What Ada Palmer’s University of Chicago Papal election LARP can teach us about our own future.
Ada Palmer is a wonder. Not only is she a tenured University of Chicago historian who specializes in the forbidden information of Florence during the Inquisitions (witchcraft, homosexuality, heresy and other fascinating subjects); she’s also a composer, librettist and performer whose album-length retelling of Norse mythos is, astoundingly, exceeded by her song about space travel (if this doesn’t make you well up, I don’t want to know you).
And to top it all off, she’s a brilliant science fiction writer, whose inaugural series, Terra Ignota, has just concluded with its fourth and final volume, Perhaps the Stars.
There’s so much to explore in the palmerverse (to say nothing of the extended palmerverse, which includes Jo Walton’s long run of jaw-dropping novels dealing with Florence, antiquity and the Renaissance, most recently 2020’s Or What You Will) that it’s hard to pick a favorite corner of it, but the Palmerian innovation I return to again and again is her annual on-campus live-action role-playing game that re-enacts the election of the Medicis’ Pope in 1490.
Every year, forty-five students are assigned the role of a real historic personage from the fraught, explosive moment: aristocratic cardinals, who spend weeks forming alliances, sabotaging rivals, betraying allies, until, at the climax, the students gather in the faux (AKA “Modern”) gothic Rockefeller Memorial Chapel for a full-costume conclave, the climax of which is the investiture of the new Pope (Palmer has a Google Alert for theater companies that are selling off old costumes and she outfits the class).
This is a delightful exercise on its face, a wonderful piece of pedagogy from an incisive thinker, compassionate mentor and gifted educator, but what I love most about it is how it works out.
Every year, there are four candidates for Pope.
Every year, two of those candidates are the same.
But the other two?

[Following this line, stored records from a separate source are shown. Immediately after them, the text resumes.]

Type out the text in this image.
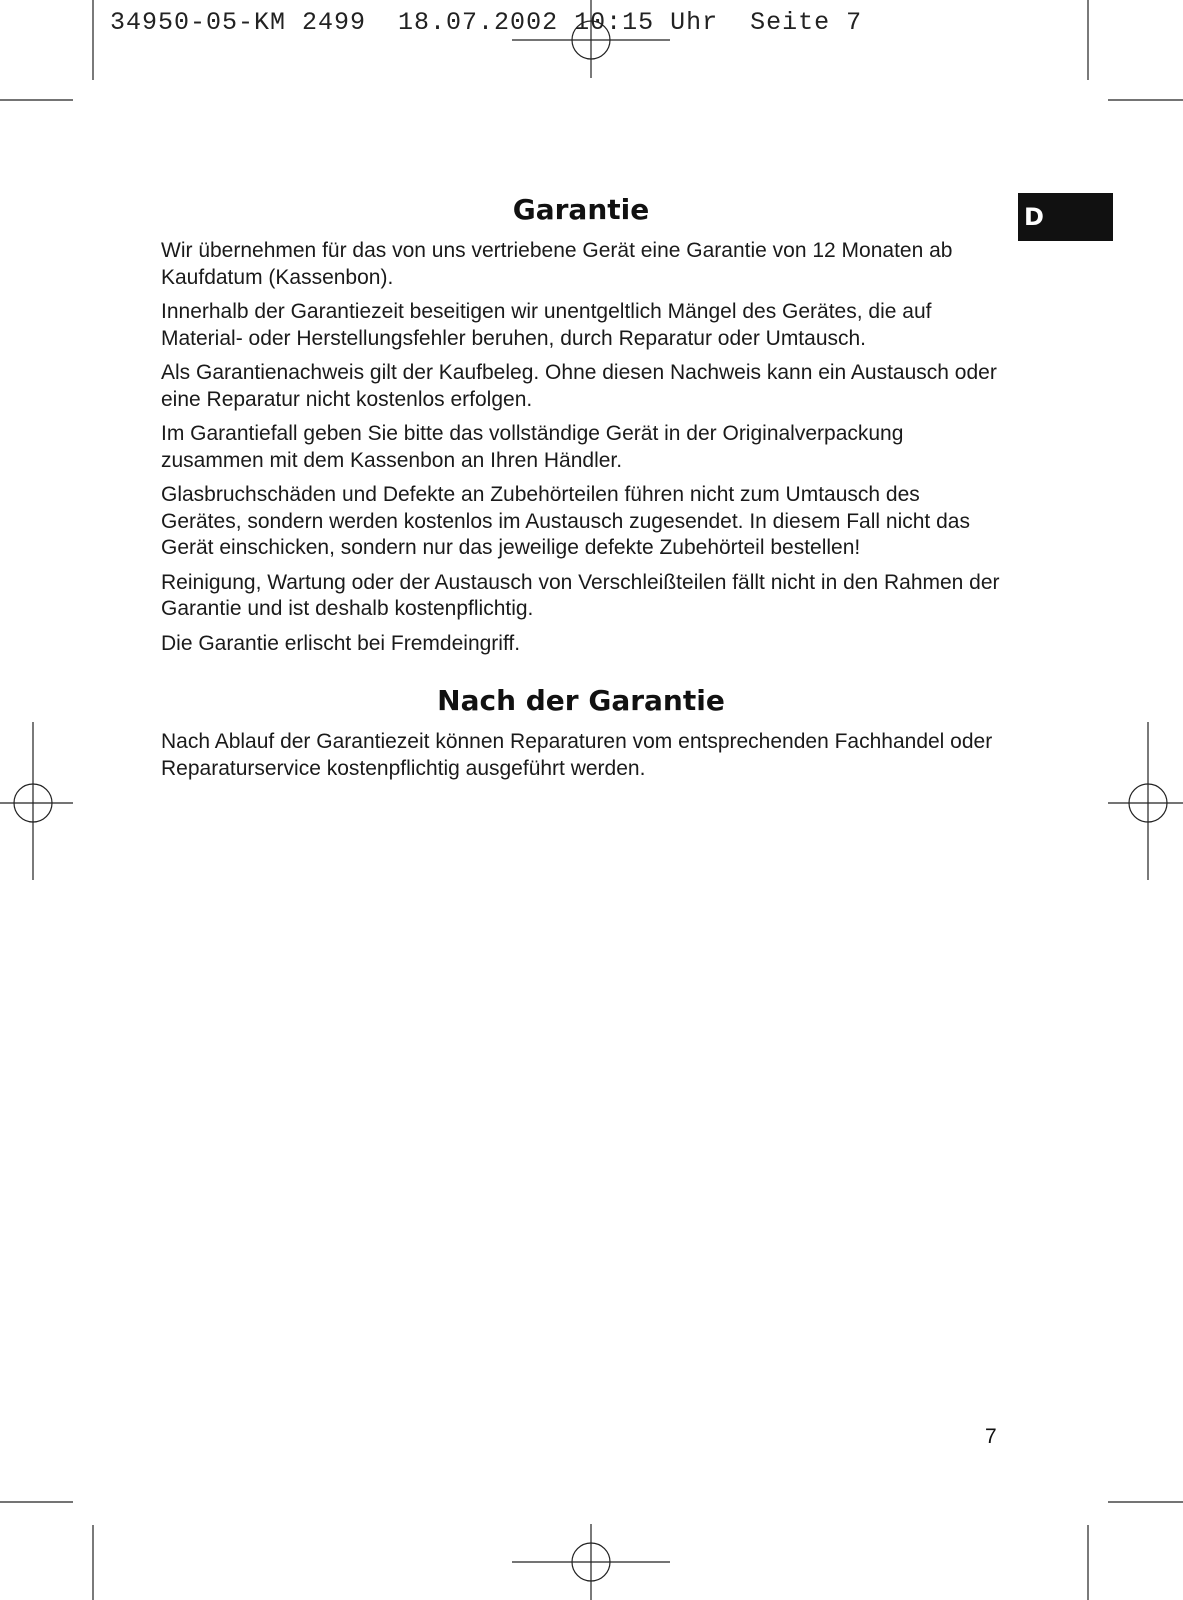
34950-05-KM 2499  18.07.2002 10:15 Uhr  Seite 7
D
Garantie

Wir übernehmen für das von uns vertriebene Gerät eine Garantie von 12 Monaten ab Kaufdatum (Kassenbon).

Innerhalb der Garantiezeit beseitigen wir unentgeltlich Mängel des Gerätes, die auf Material- oder Herstellungsfehler beruhen, durch Reparatur oder Umtausch.

Als Garantienachweis gilt der Kaufbeleg. Ohne diesen Nachweis kann ein Austausch oder eine Reparatur nicht kostenlos erfolgen.

Im Garantiefall geben Sie bitte das vollständige Gerät in der Originalverpackung zusammen mit dem Kassenbon an Ihren Händler.

Glasbruchschäden und Defekte an Zubehörteilen führen nicht zum Umtausch des Gerätes, sondern werden kostenlos im Austausch zugesendet. In diesem Fall nicht das Gerät einschicken, sondern nur das jeweilige defekte Zubehörteil bestellen!

Reinigung, Wartung oder der Austausch von Verschleißteilen fällt nicht in den Rahmen der Garantie und ist deshalb kostenpflichtig.

Die Garantie erlischt bei Fremdeingriff.

Nach der Garantie

Nach Ablauf der Garantiezeit können Reparaturen vom entsprechenden Fachhandel oder Reparaturservice kostenpflichtig ausgeführt werden.

7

They’re different every year.
The great forces of history bear down on the election of the Medicis’ Pope in 1490 — the events of the previous decades make it inevitable that half the candidates will from from the families who’ve built the most durable and extensive power networks.
The presence of those two candidates is inevitable, but the outcome is not. As powerful as the great forces of history are, they are not all-powerful. They are not dispositive. Human action, human agency, determines the outcome, within the constraints and parameters set by the forces of history.
History is not a streetcar on rails, barrelling towards a foreordained outcome. History can be steered. It can be moved. We move it.
After all, “the great forces of history” are just the consequences of earlier human action and agency — there is no fatalistic inevitability, no smooth course of progress, no sure descent into barbarism. There’s just us.
People.
Making history.
That ethos is what makes the whole palmerverse such a comforting and challenging place to live. It’s what makes the Terra Ignota books so scintillating and thought-provoking. No one writes science fiction like an historian, and there are few historians like Palmer. Her annual LARP permanently changed how I see the world — not just history, but the future.